While he sees people openly using drugs near his shop, he believes this is partly due to the site’s lack of inhalation capacity. He added that he sees the site as a vital, life-saving service, and that ever since the province announced plans to close the site, he’s feared its absence would leave clients with nowhere go.

“I was fearful then and I’m fearful now that it’s just going to lead to more people getting hurt and more people dying. And that’s going to be in our neighbourhood,” Murray said.

Closing a consumption site

Alberta has already seen what happens when a busy SCS facility is closed without the same level of service being offered in its place.

Carolyn Greene, an assistant professor of public safety at Wilfrid Laurier University, researched what happened to clients after the most widely used SCS in North America, which was located in downtown Lethbridge, closed in 2020.

In its place, a smaller overdose prevention site opened a 10-minute walk away, but it accommodated fewer people, offered less in the way of services, and even the short distance to travel was an obstacle. Clients coming from downtown have to walk down a narrow sidewalk on a busy bridge, where they’ve reported being targets of insults and garbage thrown by drivers.

“It left people using drugs outside. They did not leave the area,” Greene said. “So when we talk about closing Calgary’s site, I think people need to really think about where it is they think folks are going to go.”

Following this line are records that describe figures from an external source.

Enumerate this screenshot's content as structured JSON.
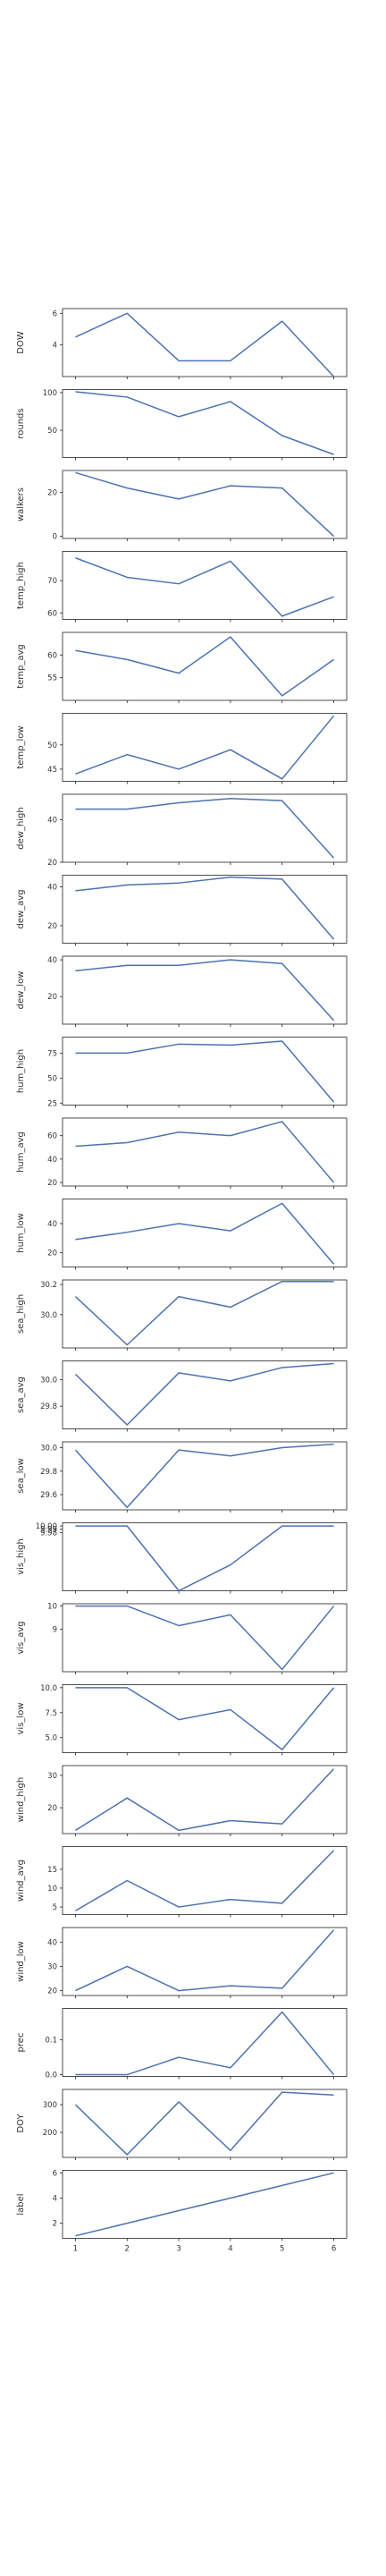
{
  "colors": {
    "line": "#4c72b0",
    "axes": "#222222",
    "tick_text": "#333333"
  },
  "chart_data": [
    {
      "type": "line",
      "ylabel": "DOW",
      "x": [
        1,
        2,
        3,
        4,
        5,
        6
      ],
      "values": [
        4.5,
        6.0,
        3.0,
        3.0,
        5.5,
        2.0
      ],
      "ylim": [
        2,
        6.3
      ],
      "yticks": [
        "6",
        "4"
      ],
      "ytick_values": [
        6,
        4
      ],
      "xticks": [
        "1",
        "2",
        "3",
        "4",
        "5",
        "6"
      ]
    },
    {
      "type": "line",
      "ylabel": "rounds",
      "x": [
        1,
        2,
        3,
        4,
        5,
        6
      ],
      "values": [
        101,
        94,
        68,
        88,
        43,
        18
      ],
      "ylim": [
        14,
        104
      ],
      "yticks": [
        "100",
        "50"
      ],
      "ytick_values": [
        100,
        50
      ],
      "xticks": [
        "1",
        "2",
        "3",
        "4",
        "5",
        "6"
      ]
    },
    {
      "type": "line",
      "ylabel": "walkers",
      "x": [
        1,
        2,
        3,
        4,
        5,
        6
      ],
      "values": [
        29,
        22,
        17,
        23,
        22,
        0
      ],
      "ylim": [
        -1,
        30
      ],
      "yticks": [
        "20",
        "0"
      ],
      "ytick_values": [
        20,
        0
      ],
      "xticks": [
        "1",
        "2",
        "3",
        "4",
        "5",
        "6"
      ]
    },
    {
      "type": "line",
      "ylabel": "temp_high",
      "x": [
        1,
        2,
        3,
        4,
        5,
        6
      ],
      "values": [
        77,
        71,
        69,
        76,
        59,
        65
      ],
      "ylim": [
        58,
        79
      ],
      "yticks": [
        "70",
        "60"
      ],
      "ytick_values": [
        70,
        60
      ],
      "xticks": [
        "1",
        "2",
        "3",
        "4",
        "5",
        "6"
      ]
    },
    {
      "type": "line",
      "ylabel": "temp_avg",
      "x": [
        1,
        2,
        3,
        4,
        5,
        6
      ],
      "values": [
        61,
        59,
        56,
        64,
        51,
        59
      ],
      "ylim": [
        50,
        65
      ],
      "yticks": [
        "60",
        "55"
      ],
      "ytick_values": [
        60,
        55
      ],
      "xticks": [
        "1",
        "2",
        "3",
        "4",
        "5",
        "6"
      ]
    },
    {
      "type": "line",
      "ylabel": "temp_low",
      "x": [
        1,
        2,
        3,
        4,
        5,
        6
      ],
      "values": [
        44,
        48,
        45,
        49,
        43,
        56
      ],
      "ylim": [
        42.5,
        56.5
      ],
      "yticks": [
        "50",
        "45"
      ],
      "ytick_values": [
        50,
        45
      ],
      "xticks": [
        "1",
        "2",
        "3",
        "4",
        "5",
        "6"
      ]
    },
    {
      "type": "line",
      "ylabel": "dew_high",
      "x": [
        1,
        2,
        3,
        4,
        5,
        6
      ],
      "values": [
        45,
        45,
        48,
        50,
        49,
        22
      ],
      "ylim": [
        20,
        52
      ],
      "yticks": [
        "40",
        "20"
      ],
      "ytick_values": [
        40,
        20
      ],
      "xticks": [
        "1",
        "2",
        "3",
        "4",
        "5",
        "6"
      ]
    },
    {
      "type": "line",
      "ylabel": "dew_avg",
      "x": [
        1,
        2,
        3,
        4,
        5,
        6
      ],
      "values": [
        38,
        41,
        42,
        45,
        44,
        13
      ],
      "ylim": [
        11,
        46
      ],
      "yticks": [
        "40",
        "20"
      ],
      "ytick_values": [
        40,
        20
      ],
      "xticks": [
        "1",
        "2",
        "3",
        "4",
        "5",
        "6"
      ]
    },
    {
      "type": "line",
      "ylabel": "dew_low",
      "x": [
        1,
        2,
        3,
        4,
        5,
        6
      ],
      "values": [
        34,
        37,
        37,
        40,
        38,
        7
      ],
      "ylim": [
        5,
        42
      ],
      "yticks": [
        "40",
        "20"
      ],
      "ytick_values": [
        40,
        20
      ],
      "xticks": [
        "1",
        "2",
        "3",
        "4",
        "5",
        "6"
      ]
    },
    {
      "type": "line",
      "ylabel": "hum_high",
      "x": [
        1,
        2,
        3,
        4,
        5,
        6
      ],
      "values": [
        75,
        75,
        84,
        83,
        87,
        26
      ],
      "ylim": [
        23,
        91
      ],
      "yticks": [
        "75",
        "50",
        "25"
      ],
      "ytick_values": [
        75,
        50,
        25
      ],
      "xticks": [
        "1",
        "2",
        "3",
        "4",
        "5",
        "6"
      ]
    },
    {
      "type": "line",
      "ylabel": "hum_avg",
      "x": [
        1,
        2,
        3,
        4,
        5,
        6
      ],
      "values": [
        51,
        54,
        63,
        60,
        72,
        20
      ],
      "ylim": [
        17,
        75
      ],
      "yticks": [
        "60",
        "40",
        "20"
      ],
      "ytick_values": [
        60,
        40,
        20
      ],
      "xticks": [
        "1",
        "2",
        "3",
        "4",
        "5",
        "6"
      ]
    },
    {
      "type": "line",
      "ylabel": "hum_low",
      "x": [
        1,
        2,
        3,
        4,
        5,
        6
      ],
      "values": [
        29,
        34,
        40,
        35,
        54,
        12
      ],
      "ylim": [
        10,
        57
      ],
      "yticks": [
        "40",
        "20"
      ],
      "ytick_values": [
        40,
        20
      ],
      "xticks": [
        "1",
        "2",
        "3",
        "4",
        "5",
        "6"
      ]
    },
    {
      "type": "line",
      "ylabel": "sea_high",
      "x": [
        1,
        2,
        3,
        4,
        5,
        6
      ],
      "values": [
        30.12,
        29.8,
        30.12,
        30.05,
        30.22,
        30.22
      ],
      "ylim": [
        29.78,
        30.23
      ],
      "yticks": [
        "30.2",
        "30.0"
      ],
      "ytick_values": [
        30.2,
        30.0
      ],
      "xticks": [
        "1",
        "2",
        "3",
        "4",
        "5",
        "6"
      ]
    },
    {
      "type": "line",
      "ylabel": "sea_avg",
      "x": [
        1,
        2,
        3,
        4,
        5,
        6
      ],
      "values": [
        30.04,
        29.66,
        30.05,
        29.99,
        30.09,
        30.12
      ],
      "ylim": [
        29.63,
        30.14
      ],
      "yticks": [
        "30.0",
        "29.8"
      ],
      "ytick_values": [
        30.0,
        29.8
      ],
      "xticks": [
        "1",
        "2",
        "3",
        "4",
        "5",
        "6"
      ]
    },
    {
      "type": "line",
      "ylabel": "sea_low",
      "x": [
        1,
        2,
        3,
        4,
        5,
        6
      ],
      "values": [
        29.98,
        29.49,
        29.98,
        29.93,
        30.0,
        30.03
      ],
      "ylim": [
        29.47,
        30.05
      ],
      "yticks": [
        "30.0",
        "29.8",
        "29.6"
      ],
      "ytick_values": [
        30.0,
        29.8,
        29.6
      ],
      "xticks": [
        "1",
        "2",
        "3",
        "4",
        "5",
        "6"
      ]
    },
    {
      "type": "line",
      "ylabel": "vis_high",
      "x": [
        1,
        2,
        3,
        4,
        5,
        6
      ],
      "values": [
        10,
        10,
        9.8,
        9.88,
        10,
        10
      ],
      "ylim": [
        9.8,
        10.01
      ],
      "yticks": [
        "10.00",
        "9.99",
        "9.98"
      ],
      "ytick_values": [
        10.0,
        9.99,
        9.98
      ],
      "xticks": [
        "1",
        "2",
        "3",
        "4",
        "5",
        "6"
      ]
    },
    {
      "type": "line",
      "ylabel": "vis_avg",
      "x": [
        1,
        2,
        3,
        4,
        5,
        6
      ],
      "values": [
        10,
        10,
        9.15,
        9.62,
        7.25,
        10
      ],
      "ylim": [
        7.15,
        10.1
      ],
      "yticks": [
        "10",
        "9"
      ],
      "ytick_values": [
        10,
        9
      ],
      "xticks": [
        "1",
        "2",
        "3",
        "4",
        "5",
        "6"
      ]
    },
    {
      "type": "line",
      "ylabel": "vis_low",
      "x": [
        1,
        2,
        3,
        4,
        5,
        6
      ],
      "values": [
        10,
        10,
        6.8,
        7.8,
        3.8,
        10
      ],
      "ylim": [
        3.5,
        10.3
      ],
      "yticks": [
        "10.0",
        "7.5",
        "5.0"
      ],
      "ytick_values": [
        10.0,
        7.5,
        5.0
      ],
      "xticks": [
        "1",
        "2",
        "3",
        "4",
        "5",
        "6"
      ]
    },
    {
      "type": "line",
      "ylabel": "wind_high",
      "x": [
        1,
        2,
        3,
        4,
        5,
        6
      ],
      "values": [
        13,
        23,
        13,
        16,
        15,
        32
      ],
      "ylim": [
        12,
        33
      ],
      "yticks": [
        "30",
        "20"
      ],
      "ytick_values": [
        30,
        20
      ],
      "xticks": [
        "1",
        "2",
        "3",
        "4",
        "5",
        "6"
      ]
    },
    {
      "type": "line",
      "ylabel": "wind_avg",
      "x": [
        1,
        2,
        3,
        4,
        5,
        6
      ],
      "values": [
        4,
        12,
        5,
        7,
        6,
        20
      ],
      "ylim": [
        3,
        21
      ],
      "yticks": [
        "15",
        "10",
        "5"
      ],
      "ytick_values": [
        15,
        10,
        5
      ],
      "xticks": [
        "1",
        "2",
        "3",
        "4",
        "5",
        "6"
      ]
    },
    {
      "type": "line",
      "ylabel": "wind_low",
      "x": [
        1,
        2,
        3,
        4,
        5,
        6
      ],
      "values": [
        20,
        30,
        20,
        22,
        21,
        45
      ],
      "ylim": [
        18,
        46
      ],
      "yticks": [
        "40",
        "30",
        "20"
      ],
      "ytick_values": [
        40,
        30,
        20
      ],
      "xticks": [
        "1",
        "2",
        "3",
        "4",
        "5",
        "6"
      ]
    },
    {
      "type": "line",
      "ylabel": "prec",
      "x": [
        1,
        2,
        3,
        4,
        5,
        6
      ],
      "values": [
        0.0,
        0.0,
        0.05,
        0.02,
        0.18,
        0.0
      ],
      "ylim": [
        -0.005,
        0.19
      ],
      "yticks": [
        "0.1",
        "0.0"
      ],
      "ytick_values": [
        0.1,
        0.0
      ],
      "xticks": [
        "1",
        "2",
        "3",
        "4",
        "5",
        "6"
      ]
    },
    {
      "type": "line",
      "ylabel": "DOY",
      "x": [
        1,
        2,
        3,
        4,
        5,
        6
      ],
      "values": [
        300,
        120,
        310,
        135,
        345,
        335
      ],
      "ylim": [
        110,
        355
      ],
      "yticks": [
        "300",
        "200"
      ],
      "ytick_values": [
        300,
        200
      ],
      "xticks": [
        "1",
        "2",
        "3",
        "4",
        "5",
        "6"
      ]
    },
    {
      "type": "line",
      "ylabel": "label",
      "x": [
        1,
        2,
        3,
        4,
        5,
        6
      ],
      "values": [
        1,
        2,
        3,
        4,
        5,
        6
      ],
      "ylim": [
        0.8,
        6.2
      ],
      "yticks": [
        "6",
        "4",
        "2"
      ],
      "ytick_values": [
        6,
        4,
        2
      ],
      "xticks": [
        "1",
        "2",
        "3",
        "4",
        "5",
        "6"
      ]
    }
  ]
}
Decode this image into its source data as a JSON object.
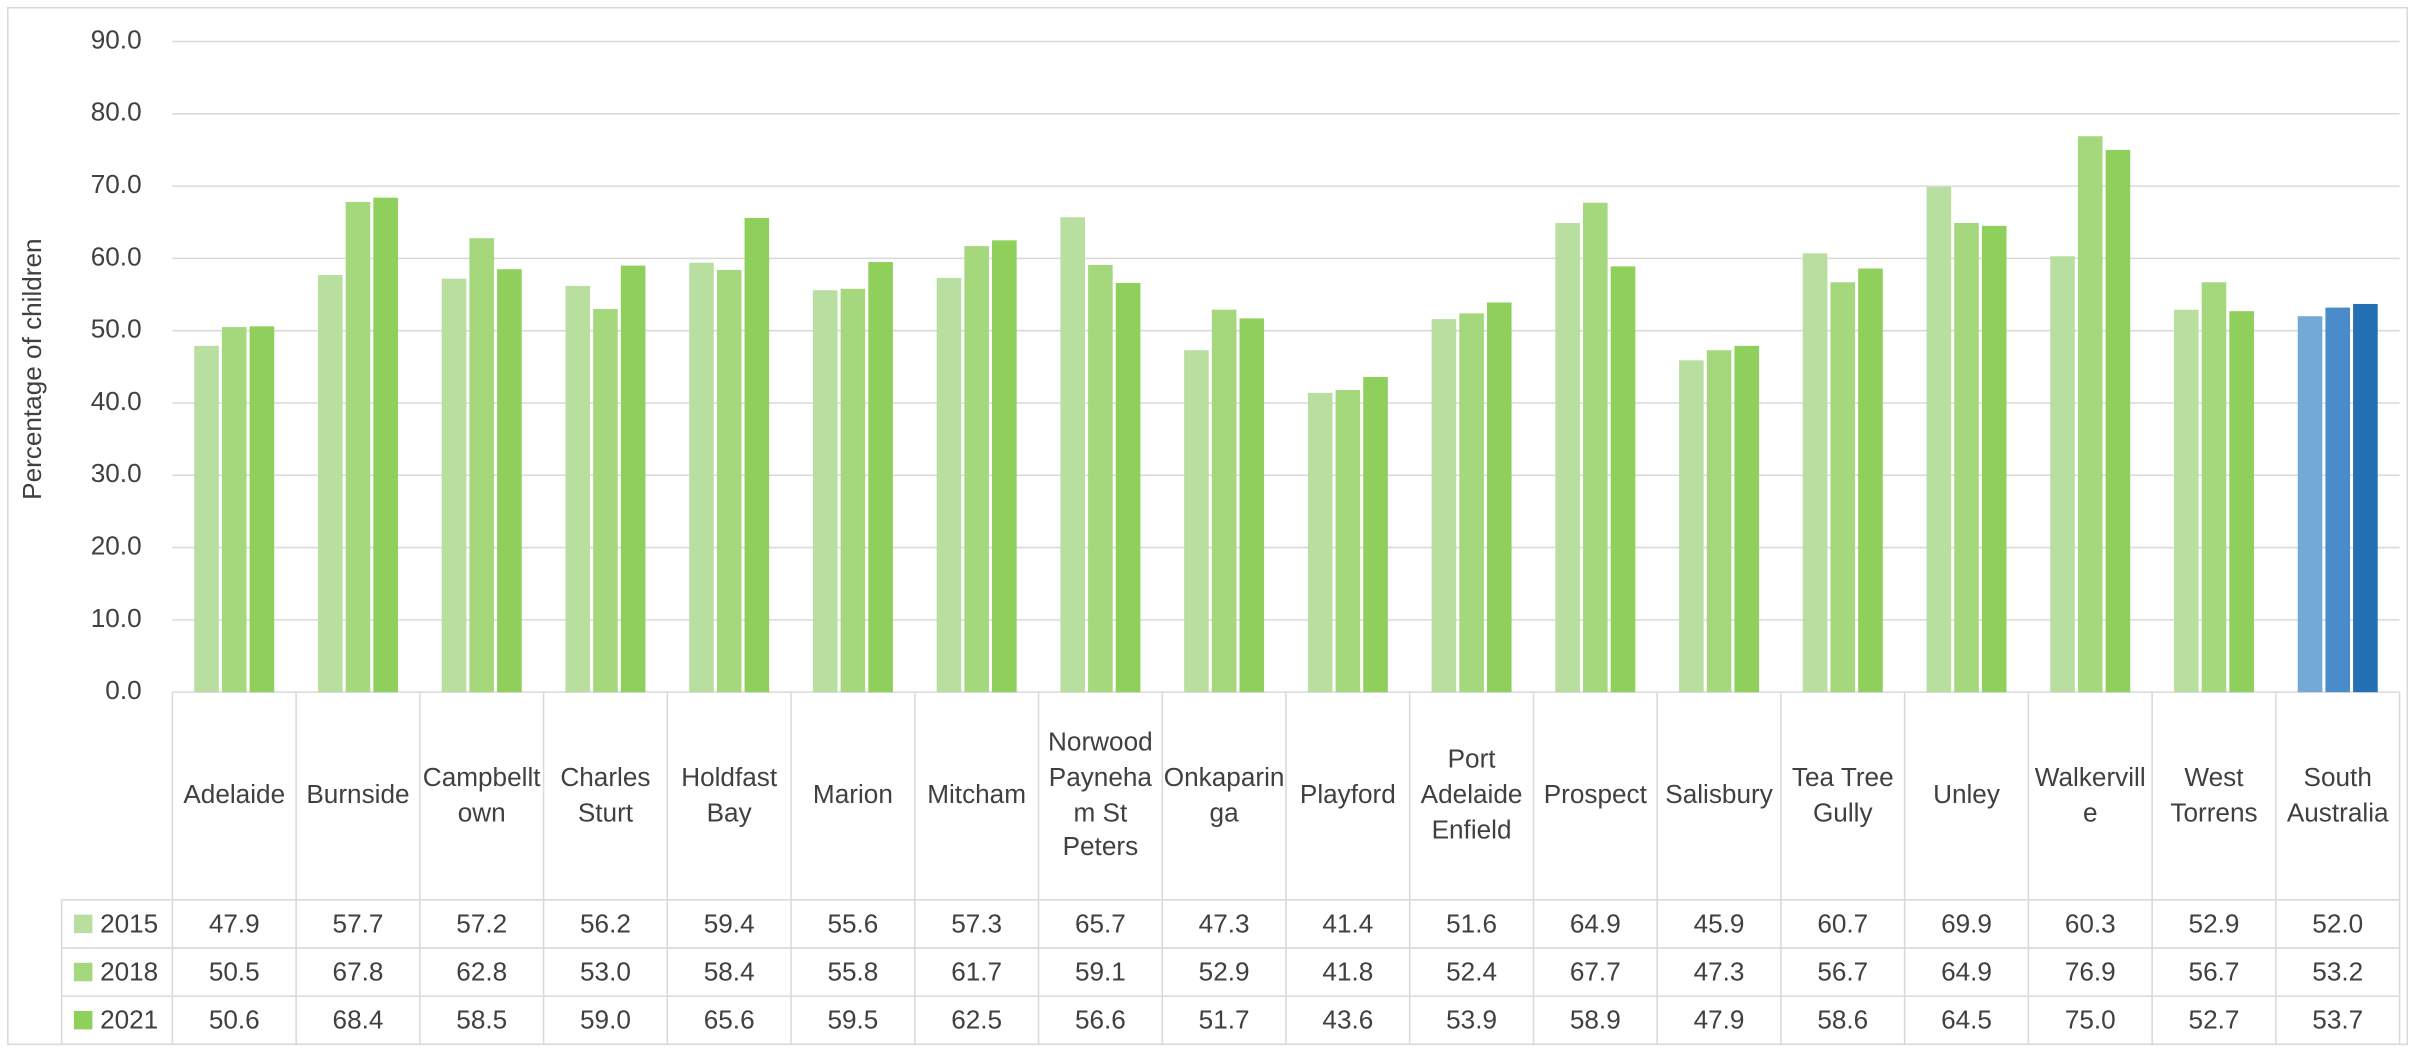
{
  "chart_data": {
    "type": "bar",
    "y_label": "Percentage of children",
    "categories": [
      "Adelaide",
      "Burnside",
      "Campbelltown",
      "Charles Sturt",
      "Holdfast Bay",
      "Marion",
      "Mitcham",
      "Norwood Payneham St Peters",
      "Onkaparinga",
      "Playford",
      "Port Adelaide Enfield",
      "Prospect",
      "Salisbury",
      "Tea Tree Gully",
      "Unley",
      "Walkerville",
      "West Torrens",
      "South Australia"
    ],
    "series": [
      {
        "name": "2015",
        "color": "#b9dfa0",
        "colors": [
          "#b9dfa0",
          "#b9dfa0",
          "#b9dfa0",
          "#b9dfa0",
          "#b9dfa0",
          "#b9dfa0",
          "#b9dfa0",
          "#b9dfa0",
          "#b9dfa0",
          "#b9dfa0",
          "#b9dfa0",
          "#b9dfa0",
          "#b9dfa0",
          "#b9dfa0",
          "#b9dfa0",
          "#b9dfa0",
          "#b9dfa0",
          "#73a9d6"
        ],
        "values": [
          47.9,
          57.7,
          57.2,
          56.2,
          59.4,
          55.6,
          57.3,
          65.7,
          47.3,
          41.4,
          51.6,
          64.9,
          45.9,
          60.7,
          69.9,
          60.3,
          52.9,
          52.0
        ],
        "value_labels": [
          "47.9",
          "57.7",
          "57.2",
          "56.2",
          "59.4",
          "55.6",
          "57.3",
          "65.7",
          "47.3",
          "41.4",
          "51.6",
          "64.9",
          "45.9",
          "60.7",
          "69.9",
          "60.3",
          "52.9",
          "52.0"
        ]
      },
      {
        "name": "2018",
        "color": "#a5d87d",
        "colors": [
          "#a5d87d",
          "#a5d87d",
          "#a5d87d",
          "#a5d87d",
          "#a5d87d",
          "#a5d87d",
          "#a5d87d",
          "#a5d87d",
          "#a5d87d",
          "#a5d87d",
          "#a5d87d",
          "#a5d87d",
          "#a5d87d",
          "#a5d87d",
          "#a5d87d",
          "#a5d87d",
          "#a5d87d",
          "#4a8cc9"
        ],
        "values": [
          50.5,
          67.8,
          62.8,
          53.0,
          58.4,
          55.8,
          61.7,
          59.1,
          52.9,
          41.8,
          52.4,
          67.7,
          47.3,
          56.7,
          64.9,
          76.9,
          56.7,
          53.2
        ],
        "value_labels": [
          "50.5",
          "67.8",
          "62.8",
          "53.0",
          "58.4",
          "55.8",
          "61.7",
          "59.1",
          "52.9",
          "41.8",
          "52.4",
          "67.7",
          "47.3",
          "56.7",
          "64.9",
          "76.9",
          "56.7",
          "53.2"
        ]
      },
      {
        "name": "2021",
        "color": "#8fcf5c",
        "colors": [
          "#8fcf5c",
          "#8fcf5c",
          "#8fcf5c",
          "#8fcf5c",
          "#8fcf5c",
          "#8fcf5c",
          "#8fcf5c",
          "#8fcf5c",
          "#8fcf5c",
          "#8fcf5c",
          "#8fcf5c",
          "#8fcf5c",
          "#8fcf5c",
          "#8fcf5c",
          "#8fcf5c",
          "#8fcf5c",
          "#8fcf5c",
          "#2470b5"
        ],
        "values": [
          50.6,
          68.4,
          58.5,
          59.0,
          65.6,
          59.5,
          62.5,
          56.6,
          51.7,
          43.6,
          53.9,
          58.9,
          47.9,
          58.6,
          64.5,
          75.0,
          52.7,
          53.7
        ],
        "value_labels": [
          "50.6",
          "68.4",
          "58.5",
          "59.0",
          "65.6",
          "59.5",
          "62.5",
          "56.6",
          "51.7",
          "43.6",
          "53.9",
          "58.9",
          "47.9",
          "58.6",
          "64.5",
          "75.0",
          "52.7",
          "53.7"
        ]
      }
    ],
    "ylim": [
      0,
      90
    ],
    "yticks": [
      {
        "value": 0,
        "label": "0.0"
      },
      {
        "value": 10,
        "label": "10.0"
      },
      {
        "value": 20,
        "label": "20.0"
      },
      {
        "value": 30,
        "label": "30.0"
      },
      {
        "value": 40,
        "label": "40.0"
      },
      {
        "value": 50,
        "label": "50.0"
      },
      {
        "value": 60,
        "label": "60.0"
      },
      {
        "value": 70,
        "label": "70.0"
      },
      {
        "value": 80,
        "label": "80.0"
      },
      {
        "value": 90,
        "label": "90.0"
      }
    ],
    "grid": true,
    "legend": "table"
  }
}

Eliminating an SCS, Greene said, will also put more strain on the province’s health-care system. It could lead to more overdoses in public spaces, more calls to paramedics and more people needing hospital emergency rooms.

As the debate over supervised consumption sites continues, Greene said she hopes the conversation doesn’t dehumanize its clients.

“A lot of talk is made about social disorder and things going downhill, but few people are actually talking about the individuals that are suffering,” Greene said.